Scheurer eût voulu donner lecture des lettres de Gonse et de Picquart ; le président s’y opposa. Je les publiai le lendemain[1].

Elles produisirent une grande impression sur tous les esprits réfléchis. Rien ne contribua plus à éclairer le rôle de Picquart. On ne sut que vanter davantage, de sa clairvoyance, qui avait prévu une telle crise, ou de sa loyauté, qui avait cherché à l’empêcher. Pourtant, ces lettres du jeune colonel, qui, seul, avait eu la vision de l’honneur et de l’intérêt véritable, et celles de Gonse, d’une hypocrisie si cauteleuse, venaient trop tard ; l’ennemi s’était préparé à en recevoir le choc, comme d’un escadron de cavalerie qui a laissé aux batteries d’artillerie le temps d’entrer en ligne.
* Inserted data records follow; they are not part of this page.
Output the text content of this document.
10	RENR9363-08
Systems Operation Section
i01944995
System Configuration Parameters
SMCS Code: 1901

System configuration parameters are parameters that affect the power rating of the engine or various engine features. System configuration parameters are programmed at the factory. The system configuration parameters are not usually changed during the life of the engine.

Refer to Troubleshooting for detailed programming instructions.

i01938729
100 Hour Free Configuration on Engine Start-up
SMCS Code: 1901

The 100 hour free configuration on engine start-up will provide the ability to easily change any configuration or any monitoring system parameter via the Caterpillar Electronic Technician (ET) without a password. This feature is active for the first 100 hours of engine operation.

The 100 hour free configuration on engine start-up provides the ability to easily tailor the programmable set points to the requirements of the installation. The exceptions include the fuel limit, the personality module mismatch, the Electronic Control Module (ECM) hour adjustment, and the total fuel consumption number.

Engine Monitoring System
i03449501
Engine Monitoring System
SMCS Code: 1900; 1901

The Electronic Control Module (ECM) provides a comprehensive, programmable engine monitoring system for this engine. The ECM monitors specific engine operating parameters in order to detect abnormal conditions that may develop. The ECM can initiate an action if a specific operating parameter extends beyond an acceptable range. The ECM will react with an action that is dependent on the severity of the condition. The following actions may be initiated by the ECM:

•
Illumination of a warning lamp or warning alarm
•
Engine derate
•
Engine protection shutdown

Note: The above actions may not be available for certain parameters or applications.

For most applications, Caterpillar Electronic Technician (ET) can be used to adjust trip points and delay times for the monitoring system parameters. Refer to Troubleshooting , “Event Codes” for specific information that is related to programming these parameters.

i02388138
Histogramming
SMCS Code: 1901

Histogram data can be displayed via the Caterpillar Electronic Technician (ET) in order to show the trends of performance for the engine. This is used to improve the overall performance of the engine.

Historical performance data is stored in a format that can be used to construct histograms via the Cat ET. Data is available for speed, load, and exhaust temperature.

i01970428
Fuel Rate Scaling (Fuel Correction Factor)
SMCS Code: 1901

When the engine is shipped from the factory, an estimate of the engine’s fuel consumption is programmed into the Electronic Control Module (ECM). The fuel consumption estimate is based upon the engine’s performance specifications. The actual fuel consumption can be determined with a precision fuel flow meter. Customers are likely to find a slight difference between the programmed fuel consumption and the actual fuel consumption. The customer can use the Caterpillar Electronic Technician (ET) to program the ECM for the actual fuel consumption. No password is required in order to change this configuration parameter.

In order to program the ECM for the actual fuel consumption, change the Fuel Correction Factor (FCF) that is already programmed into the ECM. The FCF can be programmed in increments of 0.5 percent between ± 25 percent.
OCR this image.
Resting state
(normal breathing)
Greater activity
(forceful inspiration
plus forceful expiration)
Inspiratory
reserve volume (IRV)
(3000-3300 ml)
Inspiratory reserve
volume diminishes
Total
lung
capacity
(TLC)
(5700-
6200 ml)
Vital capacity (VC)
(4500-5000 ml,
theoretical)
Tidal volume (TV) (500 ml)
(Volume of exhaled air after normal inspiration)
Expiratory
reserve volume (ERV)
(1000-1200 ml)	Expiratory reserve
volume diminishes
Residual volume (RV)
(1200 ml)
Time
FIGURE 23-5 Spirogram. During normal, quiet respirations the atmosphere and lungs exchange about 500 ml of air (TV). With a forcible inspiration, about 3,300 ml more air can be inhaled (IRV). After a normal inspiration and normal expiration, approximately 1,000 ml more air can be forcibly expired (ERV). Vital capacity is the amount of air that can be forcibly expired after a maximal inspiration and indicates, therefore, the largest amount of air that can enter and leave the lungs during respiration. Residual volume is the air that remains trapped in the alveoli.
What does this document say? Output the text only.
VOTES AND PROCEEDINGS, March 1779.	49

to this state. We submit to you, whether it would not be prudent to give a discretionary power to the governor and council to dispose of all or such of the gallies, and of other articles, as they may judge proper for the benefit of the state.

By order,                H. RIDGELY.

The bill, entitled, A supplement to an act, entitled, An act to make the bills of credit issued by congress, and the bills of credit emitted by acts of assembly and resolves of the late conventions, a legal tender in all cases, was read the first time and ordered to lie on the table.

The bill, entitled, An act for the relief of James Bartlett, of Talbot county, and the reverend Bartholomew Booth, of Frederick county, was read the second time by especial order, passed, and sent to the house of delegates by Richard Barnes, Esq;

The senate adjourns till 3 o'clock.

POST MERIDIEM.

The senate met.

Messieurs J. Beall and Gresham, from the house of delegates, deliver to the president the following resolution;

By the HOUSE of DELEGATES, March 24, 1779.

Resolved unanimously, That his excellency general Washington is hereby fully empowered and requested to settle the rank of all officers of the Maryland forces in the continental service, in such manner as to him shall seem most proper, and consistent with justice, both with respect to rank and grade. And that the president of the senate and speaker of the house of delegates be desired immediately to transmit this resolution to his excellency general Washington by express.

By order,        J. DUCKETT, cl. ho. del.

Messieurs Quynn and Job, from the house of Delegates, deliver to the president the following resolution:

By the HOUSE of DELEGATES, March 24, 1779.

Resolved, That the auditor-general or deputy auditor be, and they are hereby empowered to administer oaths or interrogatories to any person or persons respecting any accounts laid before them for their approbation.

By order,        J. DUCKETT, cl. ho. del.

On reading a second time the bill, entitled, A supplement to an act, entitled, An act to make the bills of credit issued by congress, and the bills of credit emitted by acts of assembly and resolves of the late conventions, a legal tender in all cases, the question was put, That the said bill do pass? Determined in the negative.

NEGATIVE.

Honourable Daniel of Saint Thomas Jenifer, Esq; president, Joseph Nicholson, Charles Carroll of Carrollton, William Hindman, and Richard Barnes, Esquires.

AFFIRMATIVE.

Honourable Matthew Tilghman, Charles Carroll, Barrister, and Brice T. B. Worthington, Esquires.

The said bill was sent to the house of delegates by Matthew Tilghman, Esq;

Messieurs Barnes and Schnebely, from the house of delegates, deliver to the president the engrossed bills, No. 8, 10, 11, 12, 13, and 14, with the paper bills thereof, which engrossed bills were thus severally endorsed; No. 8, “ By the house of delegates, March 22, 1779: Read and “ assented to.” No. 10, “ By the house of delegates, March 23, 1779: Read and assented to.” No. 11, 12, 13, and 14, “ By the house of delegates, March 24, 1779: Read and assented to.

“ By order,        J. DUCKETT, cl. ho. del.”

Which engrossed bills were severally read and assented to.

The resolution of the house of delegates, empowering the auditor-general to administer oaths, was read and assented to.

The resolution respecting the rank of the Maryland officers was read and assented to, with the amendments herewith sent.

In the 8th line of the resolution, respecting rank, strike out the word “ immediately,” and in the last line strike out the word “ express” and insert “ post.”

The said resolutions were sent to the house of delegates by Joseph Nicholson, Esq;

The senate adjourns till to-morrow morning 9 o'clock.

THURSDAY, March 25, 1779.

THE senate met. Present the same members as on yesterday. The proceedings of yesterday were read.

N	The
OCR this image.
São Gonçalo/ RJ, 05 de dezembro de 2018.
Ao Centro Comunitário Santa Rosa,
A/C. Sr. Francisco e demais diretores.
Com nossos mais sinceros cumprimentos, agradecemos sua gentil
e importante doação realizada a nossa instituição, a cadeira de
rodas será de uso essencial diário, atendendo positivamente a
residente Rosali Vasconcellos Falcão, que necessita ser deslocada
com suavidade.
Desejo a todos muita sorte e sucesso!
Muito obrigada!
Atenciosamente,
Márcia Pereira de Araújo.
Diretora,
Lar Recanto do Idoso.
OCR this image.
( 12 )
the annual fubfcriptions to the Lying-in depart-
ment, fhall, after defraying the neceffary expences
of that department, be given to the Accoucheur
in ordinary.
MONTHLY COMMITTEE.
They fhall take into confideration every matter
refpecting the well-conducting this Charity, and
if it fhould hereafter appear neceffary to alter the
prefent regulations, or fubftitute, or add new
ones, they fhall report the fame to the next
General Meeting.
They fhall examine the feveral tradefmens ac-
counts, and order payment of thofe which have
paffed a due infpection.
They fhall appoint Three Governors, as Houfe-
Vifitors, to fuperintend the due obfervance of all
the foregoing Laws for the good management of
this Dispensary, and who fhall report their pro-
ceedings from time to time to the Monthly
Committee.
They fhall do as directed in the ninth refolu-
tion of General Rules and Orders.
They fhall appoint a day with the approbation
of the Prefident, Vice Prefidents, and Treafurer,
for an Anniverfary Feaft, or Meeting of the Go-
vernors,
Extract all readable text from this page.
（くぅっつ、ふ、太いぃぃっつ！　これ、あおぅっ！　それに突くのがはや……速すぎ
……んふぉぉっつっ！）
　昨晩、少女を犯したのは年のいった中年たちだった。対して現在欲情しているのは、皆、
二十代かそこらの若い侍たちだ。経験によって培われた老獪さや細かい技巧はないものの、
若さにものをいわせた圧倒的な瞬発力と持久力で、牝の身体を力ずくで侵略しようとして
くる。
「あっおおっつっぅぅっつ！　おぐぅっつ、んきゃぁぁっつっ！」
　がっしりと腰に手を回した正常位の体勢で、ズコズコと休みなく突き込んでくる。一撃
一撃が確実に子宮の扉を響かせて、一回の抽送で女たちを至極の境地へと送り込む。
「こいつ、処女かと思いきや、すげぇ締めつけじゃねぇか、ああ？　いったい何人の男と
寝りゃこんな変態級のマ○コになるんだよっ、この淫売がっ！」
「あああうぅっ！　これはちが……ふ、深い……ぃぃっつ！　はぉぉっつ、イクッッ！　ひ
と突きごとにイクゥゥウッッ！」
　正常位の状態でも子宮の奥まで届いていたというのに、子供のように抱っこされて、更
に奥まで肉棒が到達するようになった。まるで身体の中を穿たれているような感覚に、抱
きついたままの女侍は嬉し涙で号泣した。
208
Casimir-Perier avait écrit, la veille, à Delegorgue : « Si j’étais interrogé sur les faits qui se sont produits alors que j’occupais la présidence de la République, l’irresponsabilité constitutionnelle m’imposerait le silence. » Il déclara, en conséquence, qu’il ne pouvait pas prêter serment de dire « toute la vérité ». Thèse contestable, puisqu’il y renonça lui-même par la suite ; au surplus, ce jour-là, sans application pratique, puisqu’il ne savait rien d’Esterhazy et que Delegorgue refusait de poser les questions relatives à Dreyfus. Mais Casimir-Perier ayant ajouté : « Je suis un simple citoyen et aux ordres de la justice de mon pays ! » les revision-

  1. Picquart avait autorisé Scheurer à en donner lecture à la barre. Pour la publication dans les journaux, il lui dit de faire à sa guise, qu’il n’interviendrait pas. C’est ce que me dit Scheurer après l’audience. J’envoyai aussitôt des copies au Siècle, à l’Aurore, à la Petite République, au Radical, etc. Picquart, en effet, ne protesta pas. S’il dit, plus tard, « qu’il s’était opposé de la façon la plus absolue à cette publication » (I, 318), cela était vrai pour la période qui avait précédé le procès de Zola. (Voir p. 148.)